Step 4: Receiver and VTX Wiring

1. Identify a free UART on the flight controller for the receiver. Wire RX on the receiver to TX on the FC, and TX on the receiver to RX on the FC. 5V and GND complete the connection
2. For ELRS receivers, CRSF protocol uses RX-to-TX and TX-to-RX. The receiver’s TX connects to the FC’s RX pad on the UART
3. For analog VTX: Wire video out to the VTX pad on the FC, plus 7-36V (depending on VTX) and GND. SmartAudio wire connects to a separate TX pad on a free UART for pit mode and channel control
4. For digital (DJI/Walksnail): Connect RX and TX from the air unit to a free UART on the FC (crossed — RX to TX, TX to RX). The 9V-12V regulated pad on the FC powers the air unit
5. Secure all wires with zip ties, leaving strain relief loops. Wires that can vibrate against carbon edges will eventually short through the insulation

Step 5: Smoke Test and First Power-Up

1. Plug in the smoke stopper between the battery and the quad. This is non-negotiable — a $15 smoke stopper prevents $200 of damage from a wiring error
2. Plug in a battery (or use a bench power supply if available). The smoke stopper’s LED should glow briefly then dim. If it stays bright, you have a short — unplug immediately and check your wiring
3. If the smoke stopper passes, the FC should light up and the ESCs should play their startup tones (three ascending beeps from motors, plus two confirmation beeps from the FC if configured)
4. Connect to Betaflight Configurator. The FC should appear as a COM port. Flash Betaflight 4.6 if not already installed

Step 6: Betaflight Configuration

1. Ports tab: Enable Serial RX on the UART connected to your receiver. Enable MSP + DisplayPort on the UART connected to your VTX (for SmartAudio/Tramp control)
2. Receiver tab: Set protocol to “Serial (via UART)” and provider to “CRSF” for ELRS. Verify stick inputs respond correctly — if not, check channel map (AETR1234 is default)
3. Modes tab: Set an ARM switch (usually AUX1), and optionally ANGLE mode on a separate switch for emergency recovery
4. Motor tab: Remove props. Test each motor individually — confirm it spins the correct direction. If reversed, use the “Motor Direction” wizard or swap any two motor wires
5. Configuration tab: Set motor protocol to DShot600. Enable bidirectional DShot for RPM filtering
6. PID Tuning tab: Apply a preset matching your build (e.g., “SUPRAFly Freestyle 5-inch 6S”)
7. OSD tab: Configure your on-screen display elements. Essential: battery voltage, RSSI/LQ, flight mode, timer, and link quality

Step 7: Pre-Flight Checklist

1. Props off, power on, arm the quad.

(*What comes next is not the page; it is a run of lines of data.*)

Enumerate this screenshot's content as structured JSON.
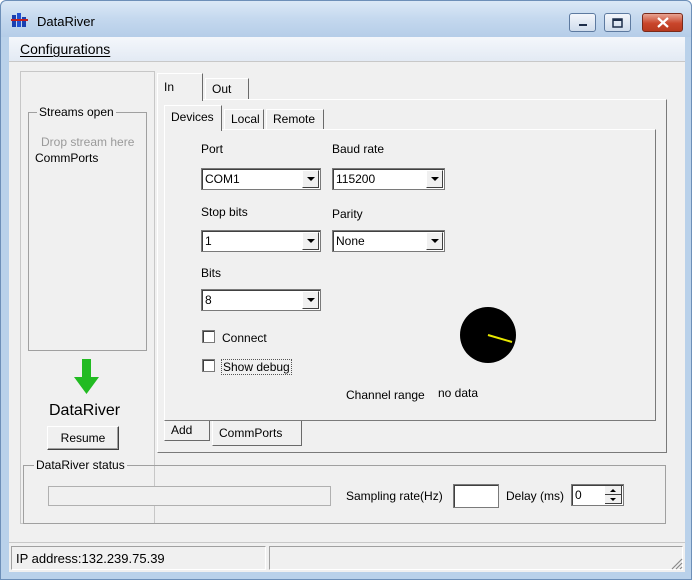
{
  "window": {
    "title": "DataRiver",
    "icon": "datariver-app-icon",
    "controls": [
      "minimize-icon",
      "maximize-icon",
      "close-icon"
    ]
  },
  "menu": {
    "configurations": "Configurations"
  },
  "streams": {
    "group_title": "Streams open",
    "drop_hint": "Drop stream here",
    "items": [
      "CommPorts"
    ]
  },
  "logo": {
    "text": "DataRiver",
    "arrow_color": "#22bb22"
  },
  "resume_button": "Resume",
  "outer_tabs": [
    "In",
    "Out"
  ],
  "inner_tabs": [
    "Devices",
    "Local",
    "Remote"
  ],
  "devices": {
    "port_label": "Port",
    "port_value": "COM1",
    "baud_label": "Baud rate",
    "baud_value": "115200",
    "stopbits_label": "Stop bits",
    "stopbits_value": "1",
    "parity_label": "Parity",
    "parity_value": "None",
    "bits_label": "Bits",
    "bits_value": "8",
    "connect_label": "Connect",
    "show_debug_label": "Show debug",
    "channel_range_label": "Channel range",
    "channel_range_value": "no data",
    "gauge_needle_color": "#e8e800"
  },
  "bottom_tabs": [
    "Add",
    "CommPorts"
  ],
  "status_group": {
    "title": "DataRiver status",
    "sampling_label": "Sampling rate(Hz)",
    "sampling_value": "",
    "delay_label": "Delay (ms)",
    "delay_value": "0"
  },
  "statusbar": {
    "ip": "IP address:132.239.75.39"
  }
}
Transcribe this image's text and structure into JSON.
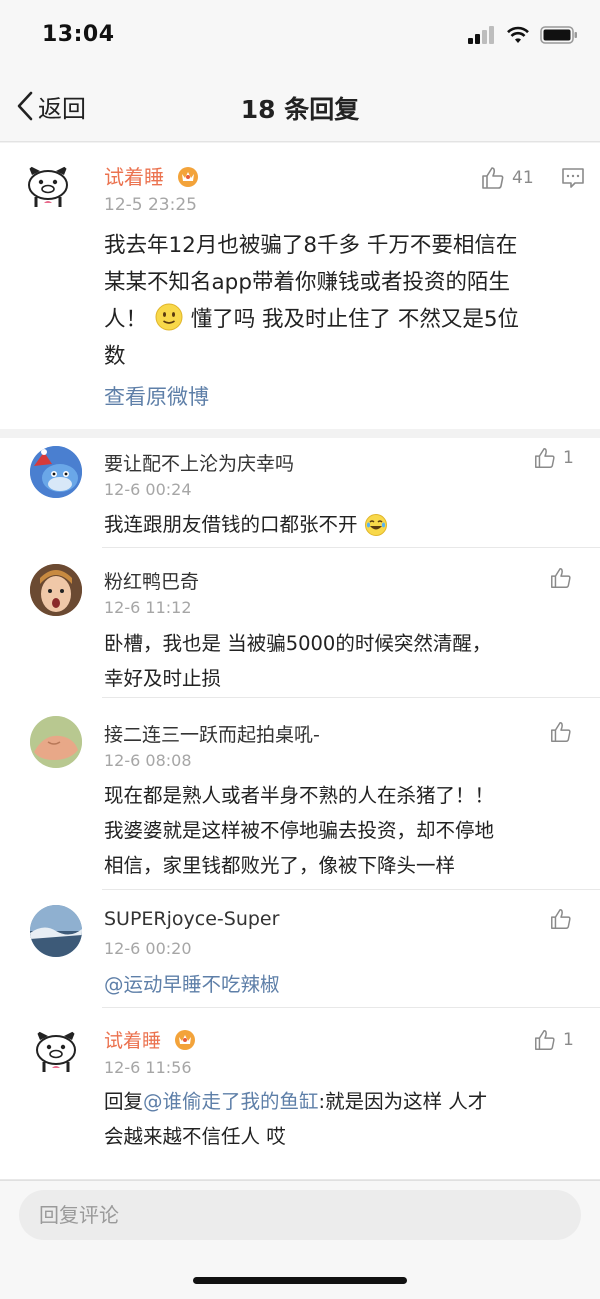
{
  "status_bar": {
    "time": "13:04"
  },
  "nav": {
    "back_label": "返回",
    "title": "18 条回复"
  },
  "main_comment": {
    "user": "试着睡",
    "time": "12-5 23:25",
    "likes": "41",
    "text_line1": "我去年12月也被骗了8千多 千万不要相信在",
    "text_line2": "某某不知名app带着你赚钱或者投资的陌生",
    "text_line3a": "人！",
    "text_line3b": "懂了吗 我及时止住了 不然又是5位",
    "text_line4": "数",
    "view_original": "查看原微博"
  },
  "replies": [
    {
      "user": "要让配不上沦为庆幸吗",
      "time": "12-6 00:24",
      "likes": "1",
      "text": "我连跟朋友借钱的口都张不开"
    },
    {
      "user": "粉红鸭巴奇",
      "time": "12-6 11:12",
      "likes": "",
      "line1": "卧槽，我也是  当被骗5000的时候突然清醒，",
      "line2": "幸好及时止损"
    },
    {
      "user": "接二连三一跃而起拍桌吼-",
      "time": "12-6 08:08",
      "likes": "",
      "line1": "现在都是熟人或者半身不熟的人在杀猪了！！",
      "line2": "我婆婆就是这样被不停地骗去投资，却不停地",
      "line3": "相信，家里钱都败光了，像被下降头一样"
    },
    {
      "user": "SUPERjoyce-Super",
      "time": "12-6 00:20",
      "likes": "",
      "mention": "@运动早睡不吃辣椒"
    },
    {
      "user": "试着睡",
      "time": "12-6 11:56",
      "likes": "1",
      "prefix": "回复",
      "mention": "@谁偷走了我的鱼缸",
      "line1_rest": ":就是因为这样 人才",
      "line2": "会越来越不信任人 哎"
    }
  ],
  "input": {
    "placeholder": "回复评论"
  },
  "colors": {
    "accent_orange": "#eb7350",
    "link_blue": "#5e7fa8",
    "gray_text": "#a6a6a6"
  }
}
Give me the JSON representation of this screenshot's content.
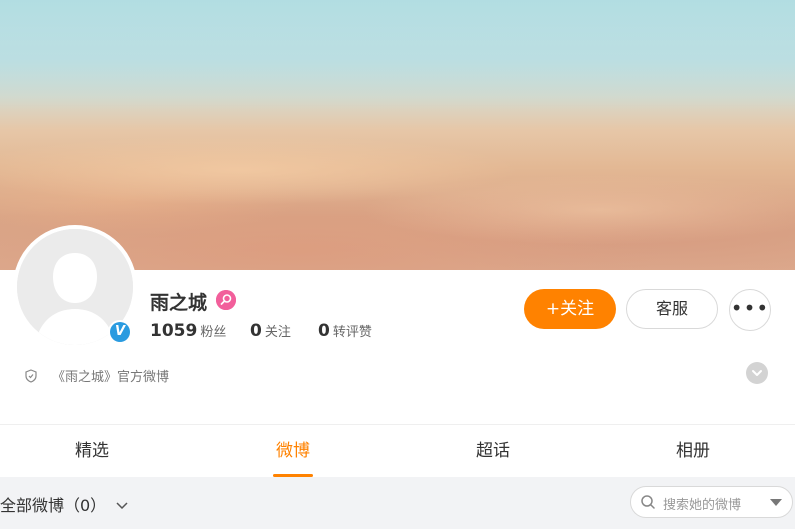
{
  "profile": {
    "name": "雨之城",
    "badge_icon": "pink-search-badge-icon",
    "verified_icon": "blue-v-verified-icon",
    "verified_label": "V",
    "stats": [
      {
        "count": "1059",
        "label": "粉丝"
      },
      {
        "count": "0",
        "label": "关注"
      },
      {
        "count": "0",
        "label": "转评赞"
      }
    ],
    "description": "《雨之城》官方微博"
  },
  "actions": {
    "follow_label": "+关注",
    "service_label": "客服",
    "more_label": "•••"
  },
  "tabs": [
    {
      "label": "精选",
      "active": false
    },
    {
      "label": "微博",
      "active": true
    },
    {
      "label": "超话",
      "active": false
    },
    {
      "label": "相册",
      "active": false
    }
  ],
  "filter": {
    "label": "全部微博（0）",
    "search_placeholder": "搜索她的微博"
  },
  "colors": {
    "accent": "#ff8200",
    "verified": "#2a9be0",
    "badge": "#f25f9b",
    "filter_bg": "#f2f3f5"
  }
}
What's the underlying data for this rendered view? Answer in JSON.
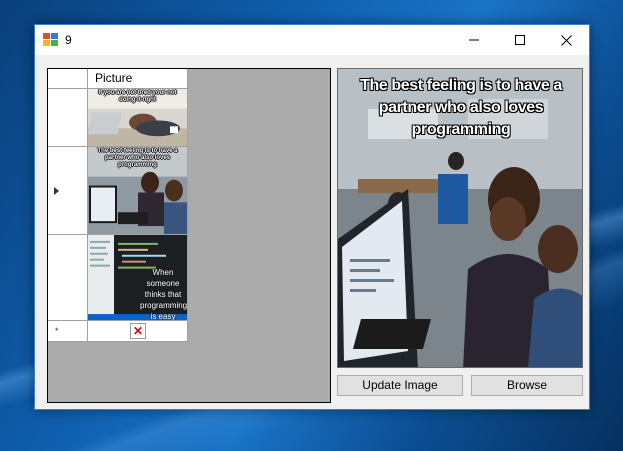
{
  "window": {
    "title": "9",
    "controls": {
      "minimize_icon": "minimize-icon",
      "maximize_icon": "maximize-icon",
      "close_icon": "close-icon"
    }
  },
  "grid": {
    "columns": [
      "Picture"
    ],
    "rows": [
      {
        "caption": "If you are not tired your not doing it right",
        "selected": false
      },
      {
        "caption": "The best feeling is to have a partner who also loves programming",
        "selected": true
      },
      {
        "caption": "When someone thinks that programming is easy",
        "selected": false
      }
    ],
    "new_row_marker": "*"
  },
  "preview": {
    "caption": "The best feeling is to have a partner who also loves programming"
  },
  "buttons": {
    "update": "Update Image",
    "browse": "Browse"
  },
  "colors": {
    "grid_background": "#ababab",
    "window_background": "#f0f0f0",
    "desktop": "#0f5fae",
    "broken_image_x": "#e00000"
  }
}
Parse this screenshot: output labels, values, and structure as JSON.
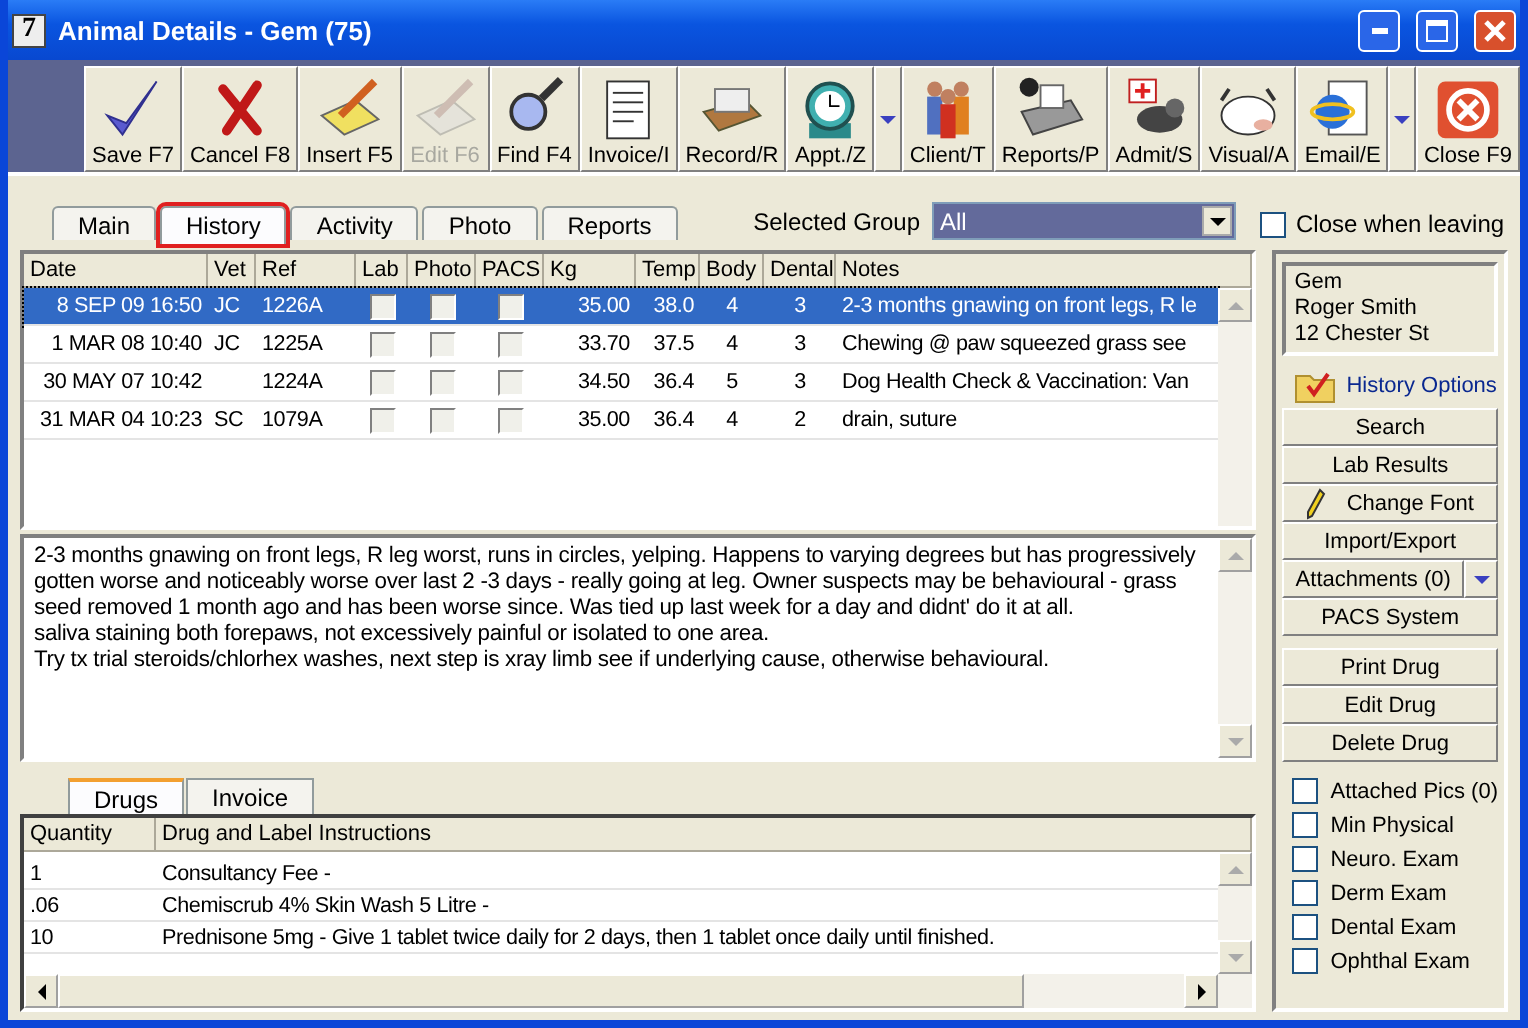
{
  "window": {
    "title": "Animal Details - Gem (75)",
    "app_badge": "7"
  },
  "toolbar": [
    {
      "label": "Save F7",
      "disabled": false,
      "dropdown": false
    },
    {
      "label": "Cancel F8",
      "disabled": false,
      "dropdown": false
    },
    {
      "label": "Insert F5",
      "disabled": false,
      "dropdown": false
    },
    {
      "label": "Edit F6",
      "disabled": true,
      "dropdown": false
    },
    {
      "label": "Find F4",
      "disabled": false,
      "dropdown": false
    },
    {
      "label": "Invoice/I",
      "disabled": false,
      "dropdown": false
    },
    {
      "label": "Record/R",
      "disabled": false,
      "dropdown": false
    },
    {
      "label": "Appt./Z",
      "disabled": false,
      "dropdown": true
    },
    {
      "label": "Client/T",
      "disabled": false,
      "dropdown": false
    },
    {
      "label": "Reports/P",
      "disabled": false,
      "dropdown": false
    },
    {
      "label": "Admit/S",
      "disabled": false,
      "dropdown": false
    },
    {
      "label": "Visual/A",
      "disabled": false,
      "dropdown": false
    },
    {
      "label": "Email/E",
      "disabled": false,
      "dropdown": true
    },
    {
      "label": "Close F9",
      "disabled": false,
      "dropdown": false
    }
  ],
  "tabs": [
    {
      "label": "Main",
      "selected": false
    },
    {
      "label": "History",
      "selected": true
    },
    {
      "label": "Activity",
      "selected": false
    },
    {
      "label": "Photo",
      "selected": false
    },
    {
      "label": "Reports",
      "selected": false
    }
  ],
  "selected_group": {
    "label": "Selected Group",
    "value": "All"
  },
  "close_when_leaving": {
    "label": "Close when leaving",
    "checked": false
  },
  "history_table": {
    "columns": [
      "Date",
      "Vet",
      "Ref",
      "Lab",
      "Photo",
      "PACS",
      "Kg",
      "Temp",
      "Body",
      "Dental",
      "Notes"
    ],
    "rows": [
      {
        "date": "8 SEP 09  16:50",
        "vet": "JC",
        "ref": "1226A",
        "lab": false,
        "photo": false,
        "pacs": false,
        "kg": "35.00",
        "temp": "38.0",
        "body": "4",
        "dental": "3",
        "notes": "2-3 months gnawing on front legs, R le",
        "selected": true
      },
      {
        "date": "1 MAR 08  10:40",
        "vet": "JC",
        "ref": "1225A",
        "lab": false,
        "photo": false,
        "pacs": false,
        "kg": "33.70",
        "temp": "37.5",
        "body": "4",
        "dental": "3",
        "notes": "Chewing @ paw   squeezed grass see",
        "selected": false
      },
      {
        "date": "30 MAY 07  10:42",
        "ref": "1224A",
        "lab": false,
        "photo": false,
        "pacs": false,
        "kg": "34.50",
        "temp": "36.4",
        "body": "5",
        "dental": "3",
        "notes": "Dog Health Check & Vaccination: Van",
        "selected": false
      },
      {
        "date": "31 MAR 04  10:23",
        "vet": "SC",
        "ref": "1079A",
        "lab": false,
        "photo": false,
        "pacs": false,
        "kg": "35.00",
        "temp": "36.4",
        "body": "4",
        "dental": "2",
        "notes": "drain, suture",
        "selected": false
      }
    ]
  },
  "notes": [
    "2-3 months gnawing on front legs, R leg worst, runs in circles, yelping. Happens to varying degrees but has progressively gotten worse and noticeably worse over last 2 -3 days - really going at leg. Owner suspects may be behavioural - grass seed removed 1 month ago and has been worse since. Was tied up last week for a day and didnt' do it at all.",
    "saliva staining both forepaws, not excessively painful or isolated to one area.",
    "Try tx trial steroids/chlorhex washes, next step is xray limb see if underlying cause, otherwise behavioural."
  ],
  "lower_tabs": [
    {
      "label": "Drugs",
      "selected": true
    },
    {
      "label": "Invoice",
      "selected": false
    }
  ],
  "drug_table": {
    "columns": [
      "Quantity",
      "Drug and Label Instructions"
    ],
    "rows": [
      {
        "quantity": "1",
        "instructions": "Consultancy Fee -"
      },
      {
        "quantity": ".06",
        "instructions": "Chemiscrub 4% Skin Wash 5 Litre -"
      },
      {
        "quantity": "10",
        "instructions": "Prednisone 5mg - Give 1 tablet twice daily for 2 days, then 1 tablet once daily until finished."
      }
    ]
  },
  "client_info": [
    "Gem",
    "Roger Smith",
    "12 Chester St"
  ],
  "history_options": {
    "title": "History Options",
    "buttons": [
      {
        "label": "Search",
        "kind": "plain"
      },
      {
        "label": "Lab Results",
        "kind": "plain"
      },
      {
        "label": "Change Font",
        "kind": "pencil"
      },
      {
        "label": "Import/Export",
        "kind": "plain"
      },
      {
        "label": "Attachments (0)",
        "kind": "dropdown"
      },
      {
        "label": "PACS System",
        "kind": "plain"
      }
    ]
  },
  "drug_buttons": [
    "Print Drug",
    "Edit Drug",
    "Delete Drug"
  ],
  "exam_checks": [
    {
      "label": "Attached Pics (0)",
      "checked": false
    },
    {
      "label": "Min Physical",
      "checked": false
    },
    {
      "label": "Neuro. Exam",
      "checked": false
    },
    {
      "label": "Derm Exam",
      "checked": false
    },
    {
      "label": "Dental Exam",
      "checked": false
    },
    {
      "label": "Ophthal Exam",
      "checked": false
    }
  ]
}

Verify motors spin (low throttle) and respond correctly to stick inputs
2. Check video feed — confirm it is clean without lines or interference
3. Confirm failsafe behavior: turn off radio, verify the buzzer activates and the OSD shows “RX LOSS”
4. Install props, confirm nut tightness (do not overtighten — snug plus 1/8 turn is sufficient)
5. Range test: walk 30 meters away with the quad powered, verify RSSI remains strong
6. Arm in a clear, open area. Hover at eye level for 30 seconds, check for vibrations or unexpected behavior

Step 8: Maiden Flight

For the first flight:

• Fly in an open field — no obstacles, no water, no people
• Keep it close — no more than 100 meters
• Test basic maneuvers: hover, forward flight, gentle turns
• Land after 2 minutes and check motor and ESC temperatures
• Review DVR footage for vibrations or video issues

If everything checks out, you are ready for your first real flight. The feeling of flying a quad you built yourself is unmatched — enjoy it, and remember: everyone crashes. It is part of the process.